Die vorliegende Erfindung schafft ein Verfahren zum Analysieren von Sprache, insbesondere natürlicher Sprache. Das Verfahren zum Analysieren von Sprache nach der vorliegenden Erfindung basiert auf der Entdeckung, dass die Phasendifferenz zwischen dem Sprachsignal, insbesondere einem Diphon-Sprachsignal, und der ersten Harmonischen des Sprachsignals ein vom Sprecher abhängiger Parameter ist, der im Grunde eine Konstante für verschiedene Diphone ist.The The present invention provides a method for analyzing Language, especially natural Language. The method for analyzing speech according to the present Invention is based on the discovery that the phase difference between the speech signal, in particular a diphone speech signal, and the first harmonic of the speech signal is dependent on the speaker parameter which is basically a constant for different diphones.

Das Verfahren zum Analysieren von Sprache nach der vorliegenden Erfindung umfasst die nachfolgenden Verfahrensschritte:

– das Eingeben eines Sprachsignals,
– das Extrahieren eines Diphonsignals aus dem Sprachsignal,
– das Erhalten der ersten Harmonischen des Diphonsignals,
– das Ermitteln der Phasendifferenz (Δφ) zwischen dem Diphonsignal und der ersten Harmonischen des Diphonsignals, wobei die Ermittlung der Phasendifferenz die nachfolgenden Verfahrensschritte umfasst: – das Ermitteln der Stelle eines Maximums des Diphonsignals, – das Ermitteln der Phasendifferenz (Δφ) zwischen dem Maximum des Diphonsignals und der Phase Null (φ₀) der ersten Harmonischen des Diphonsignals. Die Differenz zwischen der Phasen des Maximums und der Phase Null ist der vom Sprecher abhängige Phasendifferenzparameter.

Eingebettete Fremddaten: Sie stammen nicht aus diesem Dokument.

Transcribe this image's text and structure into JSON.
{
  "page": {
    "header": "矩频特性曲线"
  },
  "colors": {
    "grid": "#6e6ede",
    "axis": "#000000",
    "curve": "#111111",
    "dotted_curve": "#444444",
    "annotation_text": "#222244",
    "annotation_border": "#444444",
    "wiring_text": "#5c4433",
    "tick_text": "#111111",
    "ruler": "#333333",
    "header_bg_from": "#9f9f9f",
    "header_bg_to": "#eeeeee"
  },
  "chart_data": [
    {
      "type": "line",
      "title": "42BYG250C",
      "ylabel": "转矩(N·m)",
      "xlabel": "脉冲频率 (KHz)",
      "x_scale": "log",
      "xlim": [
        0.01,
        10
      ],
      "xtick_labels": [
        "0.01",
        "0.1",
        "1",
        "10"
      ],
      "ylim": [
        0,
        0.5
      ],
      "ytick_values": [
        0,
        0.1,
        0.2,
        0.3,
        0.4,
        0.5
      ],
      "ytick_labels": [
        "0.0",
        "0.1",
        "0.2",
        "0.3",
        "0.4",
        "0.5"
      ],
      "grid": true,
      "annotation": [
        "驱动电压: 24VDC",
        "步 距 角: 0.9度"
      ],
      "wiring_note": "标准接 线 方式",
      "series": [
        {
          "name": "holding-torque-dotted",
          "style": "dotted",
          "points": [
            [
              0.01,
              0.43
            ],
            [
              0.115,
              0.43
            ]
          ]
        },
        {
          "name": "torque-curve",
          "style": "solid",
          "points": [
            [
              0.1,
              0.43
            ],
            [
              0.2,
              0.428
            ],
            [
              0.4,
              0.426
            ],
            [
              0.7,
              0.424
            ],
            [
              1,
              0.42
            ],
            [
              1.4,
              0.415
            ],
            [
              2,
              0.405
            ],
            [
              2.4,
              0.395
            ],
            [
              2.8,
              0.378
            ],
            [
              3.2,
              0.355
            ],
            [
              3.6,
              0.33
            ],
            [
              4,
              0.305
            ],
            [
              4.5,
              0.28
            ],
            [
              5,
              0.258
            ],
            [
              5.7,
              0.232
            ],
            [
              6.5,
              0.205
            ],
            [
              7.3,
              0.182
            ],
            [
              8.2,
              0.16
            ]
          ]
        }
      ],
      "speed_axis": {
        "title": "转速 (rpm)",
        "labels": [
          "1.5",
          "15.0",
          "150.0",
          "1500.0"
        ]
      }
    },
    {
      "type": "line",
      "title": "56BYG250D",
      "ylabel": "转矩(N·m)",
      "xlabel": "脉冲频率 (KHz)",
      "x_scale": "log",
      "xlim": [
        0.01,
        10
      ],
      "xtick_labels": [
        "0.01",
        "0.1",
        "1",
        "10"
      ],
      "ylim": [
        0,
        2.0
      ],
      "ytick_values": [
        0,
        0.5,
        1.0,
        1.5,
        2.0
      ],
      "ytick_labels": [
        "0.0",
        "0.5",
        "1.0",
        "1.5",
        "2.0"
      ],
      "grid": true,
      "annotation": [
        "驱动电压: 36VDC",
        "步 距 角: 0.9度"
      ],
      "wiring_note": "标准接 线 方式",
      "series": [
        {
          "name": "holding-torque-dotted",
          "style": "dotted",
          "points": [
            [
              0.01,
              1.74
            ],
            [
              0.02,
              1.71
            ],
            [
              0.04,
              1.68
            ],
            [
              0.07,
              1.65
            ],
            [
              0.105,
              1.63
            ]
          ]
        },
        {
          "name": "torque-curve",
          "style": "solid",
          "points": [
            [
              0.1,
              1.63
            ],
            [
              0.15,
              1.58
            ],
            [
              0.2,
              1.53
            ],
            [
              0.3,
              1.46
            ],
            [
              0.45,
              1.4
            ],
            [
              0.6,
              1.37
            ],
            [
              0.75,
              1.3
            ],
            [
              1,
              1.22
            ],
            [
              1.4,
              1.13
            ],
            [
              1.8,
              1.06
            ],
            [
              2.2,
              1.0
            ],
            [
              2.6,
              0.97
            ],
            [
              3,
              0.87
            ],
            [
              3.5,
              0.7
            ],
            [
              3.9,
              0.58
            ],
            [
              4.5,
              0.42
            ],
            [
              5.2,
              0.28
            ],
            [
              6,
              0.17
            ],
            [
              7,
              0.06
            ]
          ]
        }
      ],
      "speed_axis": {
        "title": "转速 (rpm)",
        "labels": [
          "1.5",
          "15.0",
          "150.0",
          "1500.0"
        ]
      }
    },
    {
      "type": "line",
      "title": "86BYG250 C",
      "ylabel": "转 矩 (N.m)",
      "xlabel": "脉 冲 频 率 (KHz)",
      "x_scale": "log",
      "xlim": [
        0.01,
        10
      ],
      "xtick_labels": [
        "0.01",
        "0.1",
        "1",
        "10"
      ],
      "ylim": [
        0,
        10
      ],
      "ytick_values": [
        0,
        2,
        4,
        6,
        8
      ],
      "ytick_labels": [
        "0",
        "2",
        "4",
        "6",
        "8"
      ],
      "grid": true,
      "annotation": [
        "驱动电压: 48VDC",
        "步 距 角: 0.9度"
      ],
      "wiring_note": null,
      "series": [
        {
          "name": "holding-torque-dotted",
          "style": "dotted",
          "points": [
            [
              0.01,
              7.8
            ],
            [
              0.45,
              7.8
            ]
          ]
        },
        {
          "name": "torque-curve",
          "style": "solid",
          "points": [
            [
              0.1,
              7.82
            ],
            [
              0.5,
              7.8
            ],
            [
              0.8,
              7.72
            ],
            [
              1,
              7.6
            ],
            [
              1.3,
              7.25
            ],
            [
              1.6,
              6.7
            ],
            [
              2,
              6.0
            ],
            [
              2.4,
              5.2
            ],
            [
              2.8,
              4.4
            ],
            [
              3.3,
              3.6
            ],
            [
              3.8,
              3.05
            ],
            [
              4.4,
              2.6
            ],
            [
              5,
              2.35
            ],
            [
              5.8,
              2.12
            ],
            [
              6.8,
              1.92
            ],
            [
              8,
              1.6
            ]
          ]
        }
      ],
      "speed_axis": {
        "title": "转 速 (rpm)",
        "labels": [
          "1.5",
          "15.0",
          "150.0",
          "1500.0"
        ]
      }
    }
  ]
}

The method for analyzing speech according to the present invention comprises the following method steps:

The inputting of a speech signal,
Extracting a diphone signal from the speech signal,
Obtaining the first harmonic of the diphone signal,
Determining the phase difference (Δφ) between the diphone signal and the first harmonic of the diphone signal, wherein the determination of the phase difference comprises the following method steps: determining the location of a maximum of the diphone signal, determining the phase difference Δφ between the maximum of the diphone signal Diphon signal and the phase zero (φ ₀ ) of the first harmonic of the diphonic signal. The difference between the phases of the maximum and the phase zero is the speaker-dependent phase difference parameter.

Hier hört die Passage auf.